On the role the company plays in reducing waste and promoting recycling:
“The good news about plastic is it's a completely solvable problem, especially PET. Because PET is fully capable of being collected, recycled and turned back into bottles. It’s fully achievable to get back to a closed-loop economy in terms of PET bottles. We have a strategy we announced in January that focuses on a World Without Waste. By 2030, we want to make sure we recover a bottle or can for every one we sell. New technology will make it easier, but new technology is not needed. What's needed is to solve the organizational problem of collecting the bottles and then putting in the infrastructure to basically chop them up and make virgin material again. We're very committed to doing it, and a lot of other companies also are moving in this space. There's a lot of energy around finding a way of getting this done. Not to underestimate the organizational problem of getting municipalities all around the world and getting collection systems up and running, but it's a fixable problem.”

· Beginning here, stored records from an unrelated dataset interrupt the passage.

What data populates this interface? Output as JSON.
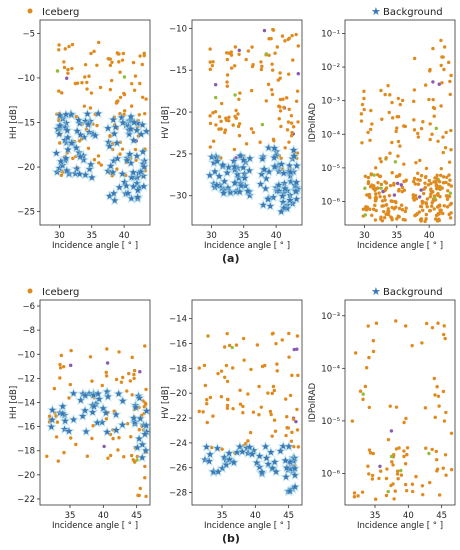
{
  "figure": {
    "legend_iceberg": "Iceberg",
    "legend_background": "Background",
    "caption_a": "(a)",
    "caption_b": "(b)",
    "colors": {
      "iceberg": "#e08a1e",
      "background": "#3b78b5",
      "shadow": "#9fd4e4",
      "green": "#8fbf3a",
      "purple": "#8a5ab0"
    }
  },
  "chart_data": [
    {
      "id": "a-hh",
      "type": "scatter",
      "panel": "a",
      "xlabel": "Incidence angle [ ° ]",
      "ylabel": "HH [dB]",
      "scale": "linear",
      "xlim": [
        27,
        44
      ],
      "ylim": [
        -26.5,
        -3.5
      ],
      "xticks": [
        30,
        35,
        40
      ],
      "yticks": [
        -5,
        -10,
        -15,
        -20,
        -25
      ],
      "series": [
        {
          "name": "Iceberg",
          "marker": "dot",
          "bands": [
            [
              29.5,
              36.5,
              -21,
              -6,
              62
            ],
            [
              37.5,
              43.5,
              -21,
              -7,
              70
            ]
          ]
        },
        {
          "name": "Background",
          "marker": "star",
          "bands": [
            [
              29.5,
              36.0,
              -22,
              -14,
              55
            ],
            [
              37.5,
              43.5,
              -24,
              -14,
              62
            ]
          ]
        }
      ]
    },
    {
      "id": "a-hv",
      "type": "scatter",
      "panel": "a",
      "xlabel": "Incidence angle [ ° ]",
      "ylabel": "HV [dB]",
      "scale": "linear",
      "xlim": [
        27,
        44
      ],
      "ylim": [
        -33.5,
        -9
      ],
      "xticks": [
        30,
        35,
        40
      ],
      "yticks": [
        -10,
        -15,
        -20,
        -25,
        -30
      ],
      "series": [
        {
          "name": "Iceberg",
          "marker": "dot",
          "bands": [
            [
              29.5,
              36.5,
              -26,
              -12,
              62
            ],
            [
              37.5,
              43.5,
              -27,
              -10,
              70
            ]
          ]
        },
        {
          "name": "Background",
          "marker": "star",
          "bands": [
            [
              29.5,
              36.0,
              -30,
              -25,
              50
            ],
            [
              37.5,
              43.5,
              -32,
              -24,
              62
            ]
          ]
        }
      ]
    },
    {
      "id": "a-idp",
      "type": "scatter",
      "panel": "a",
      "xlabel": "Incidence angle [ ° ]",
      "ylabel": "IDPolRAD",
      "scale": "log",
      "xlim": [
        27,
        44
      ],
      "ylim": [
        -6.7,
        -0.6
      ],
      "xticks": [
        30,
        35,
        40
      ],
      "yticks": [
        -1,
        -2,
        -3,
        -4,
        -5,
        -6
      ],
      "ytick_labels": [
        "10⁻¹",
        "10⁻²",
        "10⁻³",
        "10⁻⁴",
        "10⁻⁵",
        "10⁻⁶"
      ],
      "series": [
        {
          "name": "Iceberg",
          "marker": "dot",
          "bands": [
            [
              29.5,
              36.5,
              -6.6,
              -5.2,
              110
            ],
            [
              37.5,
              43.5,
              -6.6,
              -5.2,
              120
            ],
            [
              29.5,
              36.5,
              -5.3,
              -2.5,
              45
            ],
            [
              37.5,
              43.5,
              -5.3,
              -1.2,
              50
            ]
          ]
        }
      ]
    },
    {
      "id": "b-hh",
      "type": "scatter",
      "panel": "b",
      "xlabel": "Incidence angle [ ° ]",
      "ylabel": "HH [dB]",
      "scale": "linear",
      "xlim": [
        30.5,
        47
      ],
      "ylim": [
        -22.5,
        -5.5
      ],
      "xticks": [
        35,
        40,
        45
      ],
      "yticks": [
        -6,
        -8,
        -10,
        -12,
        -14,
        -16,
        -18,
        -20,
        -22
      ],
      "series": [
        {
          "name": "Iceberg",
          "marker": "dot",
          "bands": [
            [
              31.5,
              46.5,
              -19,
              -9,
              75
            ],
            [
              44.5,
              46.5,
              -22,
              -12,
              15
            ]
          ]
        },
        {
          "name": "Background",
          "marker": "star",
          "bands": [
            [
              32,
              46.5,
              -16.5,
              -13,
              45
            ],
            [
              44.5,
              46.5,
              -19,
              -14,
              12
            ]
          ]
        }
      ]
    },
    {
      "id": "b-hv",
      "type": "scatter",
      "panel": "b",
      "xlabel": "Incidence angle [ ° ]",
      "ylabel": "HV [dB]",
      "scale": "linear",
      "xlim": [
        30.5,
        47
      ],
      "ylim": [
        -29,
        -12.5
      ],
      "xticks": [
        35,
        40,
        45
      ],
      "yticks": [
        -14,
        -16,
        -18,
        -20,
        -22,
        -24,
        -26,
        -28
      ],
      "series": [
        {
          "name": "Iceberg",
          "marker": "dot",
          "bands": [
            [
              31.5,
              46.5,
              -25,
              -15,
              75
            ],
            [
              44.5,
              46.5,
              -26,
              -20,
              14
            ]
          ]
        },
        {
          "name": "Background",
          "marker": "star",
          "bands": [
            [
              32,
              46.5,
              -26.5,
              -24,
              45
            ],
            [
              44.5,
              46.5,
              -28,
              -25,
              12
            ]
          ]
        }
      ]
    },
    {
      "id": "b-idp",
      "type": "scatter",
      "panel": "b",
      "xlabel": "Incidence angle [ ° ]",
      "ylabel": "IDPolRAD",
      "scale": "log",
      "xlim": [
        30.5,
        47
      ],
      "ylim": [
        -6.6,
        -2.7
      ],
      "xticks": [
        35,
        40,
        45
      ],
      "yticks": [
        -3,
        -4,
        -5,
        -6
      ],
      "ytick_labels": [
        "10⁻³",
        "10⁻⁴",
        "10⁻⁵",
        "10⁻⁶"
      ],
      "series": [
        {
          "name": "Iceberg",
          "marker": "dot",
          "bands": [
            [
              31.5,
              46.5,
              -6.5,
              -5.5,
              60
            ],
            [
              31.5,
              46.5,
              -5.5,
              -3.0,
              40
            ]
          ]
        }
      ]
    }
  ]
}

On Coke's focus on ‘killing zombies’:
“Let me define the zombies. It started with the idea of brands or SKUs. Typically, we'd launch into a category, and you’ve got to be growing double-digits or much faster than the category you're entering because otherwise, you will never be on the track to leadership. There are plenty of tiny brands out there, SKUs, in the Coke system, which have a very low share and are either not growing faster than the category or going slower than the category. They're just consuming management time and resources. And you can extend that into projects and some other ideas. We have not historically been good at getting rid of these things. They would become zombies. They'd be dead, but not actually dead.”
“We've made some great progress in parts of the world… but we haven't done as good a job as we should have done on finishing off the zombies and recycling the money and the resources into the business."